Are you like Regina George? Think carbs are the enemy? Think again. Low carb diets were not made for athletes. In fact, most athletes are not consuming an adequate amount of carbs to support their training demands. Here are 5 reasons you should be eating more carbs:
- Carbs are a key fuel source for working muscles and the brain. Carbs are used in the formation of glucose in the body to produce energy during exercise. Without adequate carbs, sport performance suffers. Because carbs also are the key fuel source for the brain, eating enough carbs also ensures we make good decision during training and on game-day. This is why people on low carb diets often feel tired, irritable and have poor concentration.
- We have limited carb stores. Extra carbs are stored in the muscle and liver as glycogen. However, we are only able to store about 800-1000 calories worth of carbs in our muscles and liver. It’s important to eat enough carbs in order to maintain these stores. A single bout of exercise can deplete these carb stores. When carb stores become depleted, we become fatigued, skill and concentration become impaired, and there is an increased perception of effort. This has to do with point # 1 because carbs are the primary fuel source for working muscles and the brain.
- High carb foods are an important source of nutrients such as iron, calcium, vitamin C, folic acid, potassium, magnesium and fibre.

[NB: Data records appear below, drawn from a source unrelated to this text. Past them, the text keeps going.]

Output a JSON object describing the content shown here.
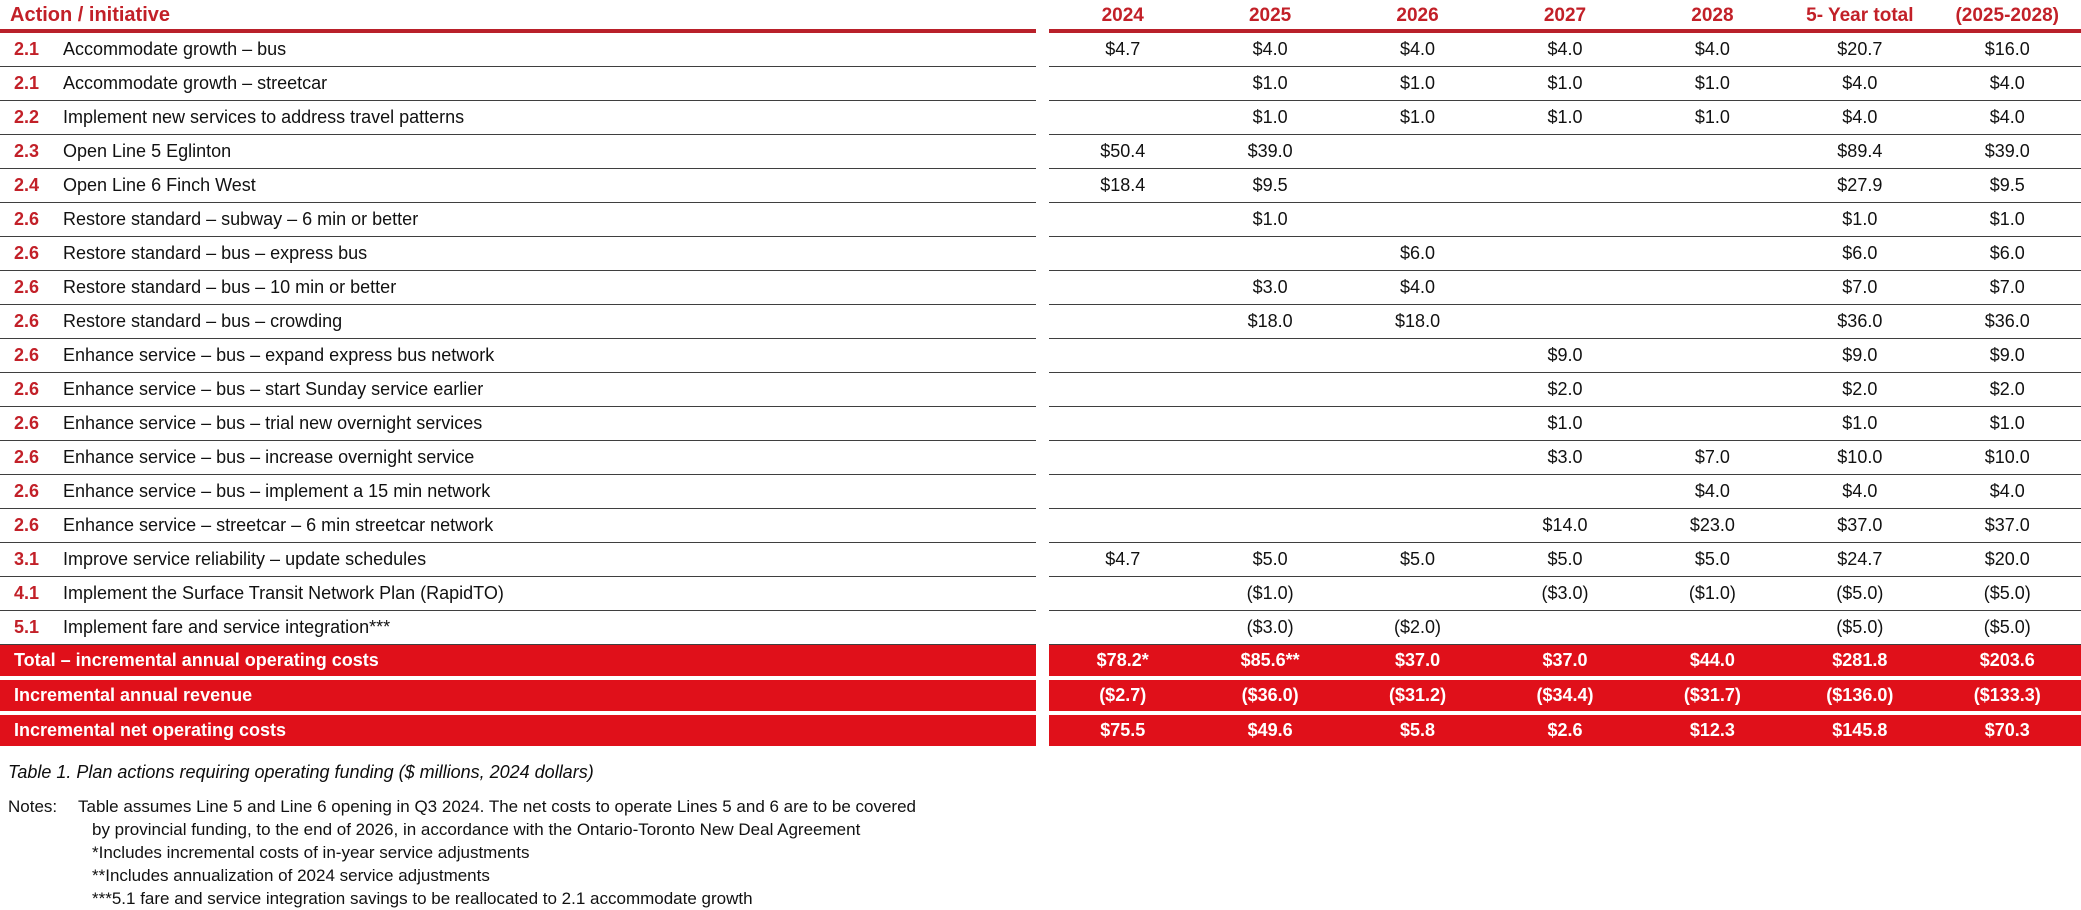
{
  "colors": {
    "header_red": "#c22028",
    "band_red": "#e0101a",
    "line_gray": "#3f3f3f"
  },
  "table": {
    "header": {
      "action_label": "Action / initiative",
      "columns": [
        "2024",
        "2025",
        "2026",
        "2027",
        "2028",
        "5- Year total",
        "(2025-2028)"
      ]
    },
    "rows": [
      {
        "num": "2.1",
        "label": "Accommodate growth – bus",
        "values": [
          "$4.7",
          "$4.0",
          "$4.0",
          "$4.0",
          "$4.0",
          "$20.7",
          "$16.0"
        ]
      },
      {
        "num": "2.1",
        "label": "Accommodate growth – streetcar",
        "values": [
          "",
          "$1.0",
          "$1.0",
          "$1.0",
          "$1.0",
          "$4.0",
          "$4.0"
        ]
      },
      {
        "num": "2.2",
        "label": "Implement new services to address travel patterns",
        "values": [
          "",
          "$1.0",
          "$1.0",
          "$1.0",
          "$1.0",
          "$4.0",
          "$4.0"
        ]
      },
      {
        "num": "2.3",
        "label": "Open Line 5 Eglinton",
        "values": [
          "$50.4",
          "$39.0",
          "",
          "",
          "",
          "$89.4",
          "$39.0"
        ]
      },
      {
        "num": "2.4",
        "label": "Open Line 6 Finch West",
        "values": [
          "$18.4",
          "$9.5",
          "",
          "",
          "",
          "$27.9",
          "$9.5"
        ]
      },
      {
        "num": "2.6",
        "label": "Restore standard – subway – 6 min or better",
        "values": [
          "",
          "$1.0",
          "",
          "",
          "",
          "$1.0",
          "$1.0"
        ]
      },
      {
        "num": "2.6",
        "label": "Restore standard – bus – express bus",
        "values": [
          "",
          "",
          "$6.0",
          "",
          "",
          "$6.0",
          "$6.0"
        ]
      },
      {
        "num": "2.6",
        "label": "Restore standard – bus – 10 min or better",
        "values": [
          "",
          "$3.0",
          "$4.0",
          "",
          "",
          "$7.0",
          "$7.0"
        ]
      },
      {
        "num": "2.6",
        "label": "Restore standard – bus – crowding",
        "values": [
          "",
          "$18.0",
          "$18.0",
          "",
          "",
          "$36.0",
          "$36.0"
        ]
      },
      {
        "num": "2.6",
        "label": "Enhance service – bus – expand express bus network",
        "values": [
          "",
          "",
          "",
          "$9.0",
          "",
          "$9.0",
          "$9.0"
        ]
      },
      {
        "num": "2.6",
        "label": "Enhance service – bus – start Sunday service earlier",
        "values": [
          "",
          "",
          "",
          "$2.0",
          "",
          "$2.0",
          "$2.0"
        ]
      },
      {
        "num": "2.6",
        "label": "Enhance service – bus – trial new overnight services",
        "values": [
          "",
          "",
          "",
          "$1.0",
          "",
          "$1.0",
          "$1.0"
        ]
      },
      {
        "num": "2.6",
        "label": "Enhance service – bus – increase overnight service",
        "values": [
          "",
          "",
          "",
          "$3.0",
          "$7.0",
          "$10.0",
          "$10.0"
        ]
      },
      {
        "num": "2.6",
        "label": "Enhance service – bus – implement a 15 min network",
        "values": [
          "",
          "",
          "",
          "",
          "$4.0",
          "$4.0",
          "$4.0"
        ]
      },
      {
        "num": "2.6",
        "label": "Enhance service – streetcar – 6 min streetcar network",
        "values": [
          "",
          "",
          "",
          "$14.0",
          "$23.0",
          "$37.0",
          "$37.0"
        ]
      },
      {
        "num": "3.1",
        "label": "Improve service reliability – update schedules",
        "values": [
          "$4.7",
          "$5.0",
          "$5.0",
          "$5.0",
          "$5.0",
          "$24.7",
          "$20.0"
        ]
      },
      {
        "num": "4.1",
        "label": "Implement the Surface Transit Network Plan (RapidTO)",
        "values": [
          "",
          "($1.0)",
          "",
          "($3.0)",
          "($1.0)",
          "($5.0)",
          "($5.0)"
        ]
      },
      {
        "num": "5.1",
        "label": "Implement fare and service integration***",
        "values": [
          "",
          "($3.0)",
          "($2.0)",
          "",
          "",
          "($5.0)",
          "($5.0)"
        ]
      }
    ],
    "summary_rows": [
      {
        "label": "Total – incremental annual operating costs",
        "values": [
          "$78.2*",
          "$85.6**",
          "$37.0",
          "$37.0",
          "$44.0",
          "$281.8",
          "$203.6"
        ]
      },
      {
        "label": "Incremental annual revenue",
        "values": [
          "($2.7)",
          "($36.0)",
          "($31.2)",
          "($34.4)",
          "($31.7)",
          "($136.0)",
          "($133.3)"
        ]
      },
      {
        "label": "Incremental net operating costs",
        "values": [
          "$75.5",
          "$49.6",
          "$5.8",
          "$2.6",
          "$12.3",
          "$145.8",
          "$70.3"
        ]
      }
    ]
  },
  "caption": "Table 1. Plan actions requiring operating funding ($ millions, 2024 dollars)",
  "notes": {
    "label": "Notes:",
    "lines": [
      "Table assumes Line 5 and Line 6 opening in Q3 2024. The net costs to operate Lines 5 and 6 are to be covered",
      "by provincial funding, to the end of 2026, in accordance with the Ontario-Toronto New Deal Agreement",
      "*Includes incremental costs of in-year service adjustments",
      "**Includes annualization of 2024 service adjustments",
      "***5.1 fare and service integration savings to be reallocated to 2.1 accommodate growth"
    ]
  }
}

Low carb diets mean not only avoiding bread and pasta, but also fruit, milk and starchy vegetables. These foods are all nutrient dense and an important part of the diet. Avoiding high carb foods puts you at an increased risk of nutrient deficiencies.
- Eating carbs won’t make you fat. Taking in more calories then you burn causes you to gain weight. Research shows that those on a low-carb diet and high-carb diet eating the same number of calories lost the same amount of weight. Let’s look at two options from Swiss Chalet: Option 1 is the chicken caesar salad for our bread fearers. Option 2 is the chicken on the feared carb loaded Kaiser bun with a fresh vegetable medley on the side. Which do you think is better? Click here to find out the answer.
- Carbs taste great. We should enjoy the food we eat. Cutting out carbs means cutting out a lot of delicious food options. A healthy diet has room for all foods. Don’t feel guilty about having a piece of warm, freshly made bread or yummy plate of pasta, but rather enjoy every nutritious bite. Chances are, as an athlete, you probably need the extra carbs to support your training.
Let’s all learn a lesson from Michael Scott. We all know how well he did in his first 5km. Don’t believe the media’s portrayal of carbs being the “enemy” (sorry Regina). Falling into the low carb trap is not only unpleasant, but will also most likely cause your performance to suffer.